"Is it, Monika?!" I asked again.

She was silent, as if by limiting her breathing and her reactions, it would be as if she wasn't there at all. My words echoed across the room and as they faded into nothingness, my heart raced; her silence being its own answer.

Slowly, she opened her eyes and seemed to be transfixed in the cosmos outside. Her emerald gaze neither anxious or frantic as if she was trying to come up with an answer or a convincing excuse, instead her stare was just lost among the stars, like the very room we stood on.

The silence in the room was only disturbed by the sound of my breathing for what felt like an eternity when a voice finally spoke out, "You almost made me feel sorry for you, you know?" The voice in the back of my mind mused, but this time his words seemed to echo not just inside my head but also across the room itself, "That little sob story of yours, it almost makes it seem like you had no choice. But now I remember everything… Everything you did to us." His words oozing resentment.

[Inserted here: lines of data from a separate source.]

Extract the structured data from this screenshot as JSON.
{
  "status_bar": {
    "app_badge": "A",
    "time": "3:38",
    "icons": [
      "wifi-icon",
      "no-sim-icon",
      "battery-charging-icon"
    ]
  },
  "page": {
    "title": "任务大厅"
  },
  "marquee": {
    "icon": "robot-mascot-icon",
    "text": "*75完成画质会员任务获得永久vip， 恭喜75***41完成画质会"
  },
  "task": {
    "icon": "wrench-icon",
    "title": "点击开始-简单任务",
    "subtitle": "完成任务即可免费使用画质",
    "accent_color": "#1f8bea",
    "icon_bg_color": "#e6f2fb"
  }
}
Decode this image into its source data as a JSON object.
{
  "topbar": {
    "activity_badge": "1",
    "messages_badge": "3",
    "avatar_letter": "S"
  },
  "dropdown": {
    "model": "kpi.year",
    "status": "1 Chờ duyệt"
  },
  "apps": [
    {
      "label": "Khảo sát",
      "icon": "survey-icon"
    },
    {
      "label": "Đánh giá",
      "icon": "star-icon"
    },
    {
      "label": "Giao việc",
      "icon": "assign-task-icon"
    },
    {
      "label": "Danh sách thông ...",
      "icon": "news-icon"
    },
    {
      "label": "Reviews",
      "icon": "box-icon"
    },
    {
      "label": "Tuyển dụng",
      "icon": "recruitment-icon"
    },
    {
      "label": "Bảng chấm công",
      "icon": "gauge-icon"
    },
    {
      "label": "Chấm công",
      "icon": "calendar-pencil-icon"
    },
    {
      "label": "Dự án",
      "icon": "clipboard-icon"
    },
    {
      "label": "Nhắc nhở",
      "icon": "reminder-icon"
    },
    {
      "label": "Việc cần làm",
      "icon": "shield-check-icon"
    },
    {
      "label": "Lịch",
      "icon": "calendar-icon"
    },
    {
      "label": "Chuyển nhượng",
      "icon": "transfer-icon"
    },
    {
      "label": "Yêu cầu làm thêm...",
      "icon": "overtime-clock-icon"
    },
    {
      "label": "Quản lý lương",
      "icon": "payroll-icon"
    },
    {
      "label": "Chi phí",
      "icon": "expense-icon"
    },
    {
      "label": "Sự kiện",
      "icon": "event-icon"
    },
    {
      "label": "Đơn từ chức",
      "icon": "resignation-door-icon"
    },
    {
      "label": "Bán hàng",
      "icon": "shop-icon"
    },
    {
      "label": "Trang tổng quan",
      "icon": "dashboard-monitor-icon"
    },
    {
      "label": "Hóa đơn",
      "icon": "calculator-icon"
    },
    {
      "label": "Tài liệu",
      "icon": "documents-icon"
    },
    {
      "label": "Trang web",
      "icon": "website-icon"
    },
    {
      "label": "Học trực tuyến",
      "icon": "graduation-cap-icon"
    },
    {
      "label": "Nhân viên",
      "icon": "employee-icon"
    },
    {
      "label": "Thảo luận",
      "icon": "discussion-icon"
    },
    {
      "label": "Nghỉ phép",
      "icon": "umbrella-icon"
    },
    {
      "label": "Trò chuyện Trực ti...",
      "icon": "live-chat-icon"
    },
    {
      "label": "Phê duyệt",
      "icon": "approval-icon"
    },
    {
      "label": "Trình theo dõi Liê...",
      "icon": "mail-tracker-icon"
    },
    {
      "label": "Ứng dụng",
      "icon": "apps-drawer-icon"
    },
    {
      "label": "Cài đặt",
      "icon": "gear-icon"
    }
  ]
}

"All this talk about you deserving a 'second chance' while openly admitting to having erased me without a doubt." The MC, who had remained silent all this time, finally snapped. The hatred he professed earlier for Monika palpable in every syllable, "If they remembered what you did, I'm sure the only thing they would think you're deserving of is to go back to that dark void you know so well until the end of times. Although, I guess that it would be like going back home to you, so it wouldn't be that much of a punishment."

My eyes looked around the room, trying to find the source of his voice but Monika remained in place, studying the stars outside as he kept going, "You're only good at ruining things, Monika. You screwed up The Script not once, but twice before out of your own selfishness and not content with that, you just had to mess with everything yet again. You tried to kill me and couldn't even get that right, even when you have so much experience at it."

Monika stood where she was, not moving a muscle as The MC's voice insulted her over and over while I could only listen. She looked like she was just ignoring him, but that would've been impossible given how his voice seemed to be the voice of the room itself, and just as I could listen to him within my own head, I was sure she could too in hers.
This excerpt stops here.